In our case of quadriparesis, acute large amount of subdural hematoma occurred after cervical epidural transforaminal steroid injection. There is high probabilty of direct arterial damage by vessel puncture because branches of radicular artery can communicate with the anterior spinal artery in the posterior aspect of the foramen.
Generally, the radicular artery arise from the vertebral artery and the ascending cervical artery and accompany the spinal nerve and its roots to the spinal cord29). This radicular artery tended to enter the foramina just inferior to the exiting spinal nerve and follow a tortuous course along the inferior and anterior aspect of the spinal nerve until it penetrated the dura to join the anterior or posterior spinal artery14). During transforaminal injection, the vertebral artery injury can be avoided by keeping the needle over the posterior aspect of the foramen. However, these radicular arterial branches may arise variably from the vertebral and especially the posterior branch can lie anterior to the course of the needle insertion16). Usual maneuver that handle the needle tip to touch the superior articular process and then redirected to enter the dorsal midpoint of the foramen can cause the injury of posterior branch of radicular artery.

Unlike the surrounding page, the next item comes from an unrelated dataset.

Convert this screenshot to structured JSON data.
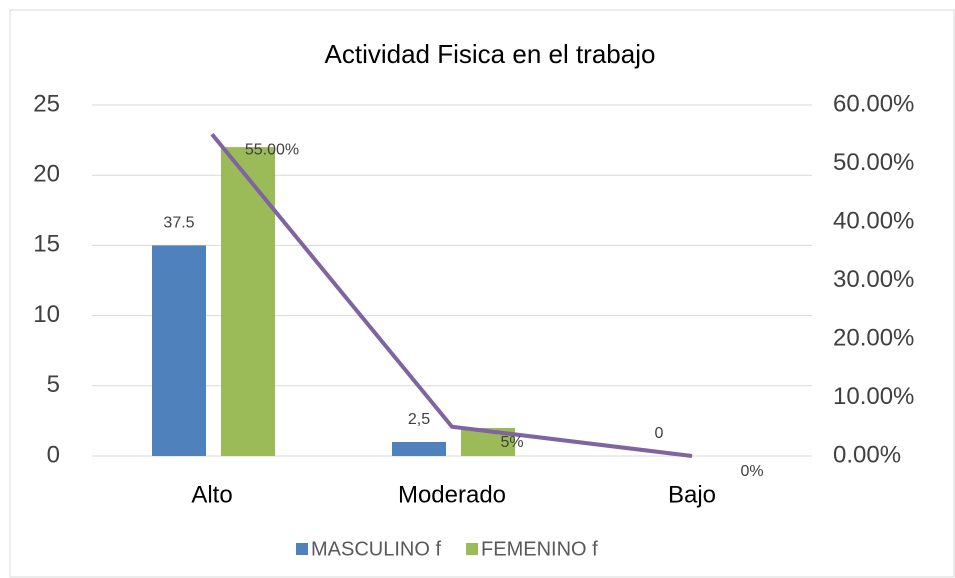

To avoid unintended intravascular injection, several methods such as aspiration for blood with a syringe, radio-opaque contrast injection have been introduced. However, these techniques were shown to miss more than 50% of vascular injections, because the vascular contrast patterns have a fleeting appearance and more often spread to epidural space simultaneously27). Careful observation of the dynamic flow of contrast under live fluoroscopic view is necessary and important. Live observation using digital subtraction angiography helps us to identify more exact vascular anatomical structures and improve detection of inadvertent vascular injections24). Anesthetic test doses before corticosteroid injection are used to identify vascular entry of medications undetected by other methods but can produce adverse outcomes including transient paresis or seizure17,2728). In addition, intravascular anesthetics can result in cardiovascular toxicity or even death12,21).
We are suggesting the strategies of preventative vascular injury in the following manner : 1) the use of high-quality imaging guidance with contrast injection and possibly digital subtraction fluoroscopy, 2) the use of blunt/pencil point needles with side port to avoid sharp needle penetration and damage to critical vessels, 3) the use of local anesthetic test dosing before injection of particulate steroid, 4) the use of steroid spreading by diffusion into the foramen with keeping needle distance from foramen.
We report a rare case of a patient who experienced serious quadriparetic complication due subdural hematoma after cervical epidural injection. The cervical transforaminal epidural injection is effective to treat cervical radiculopathy. However, the radicular artery is vulnerable and it may cause severe complications such as embolous, infarction, dissection and even catastrophic hematoma.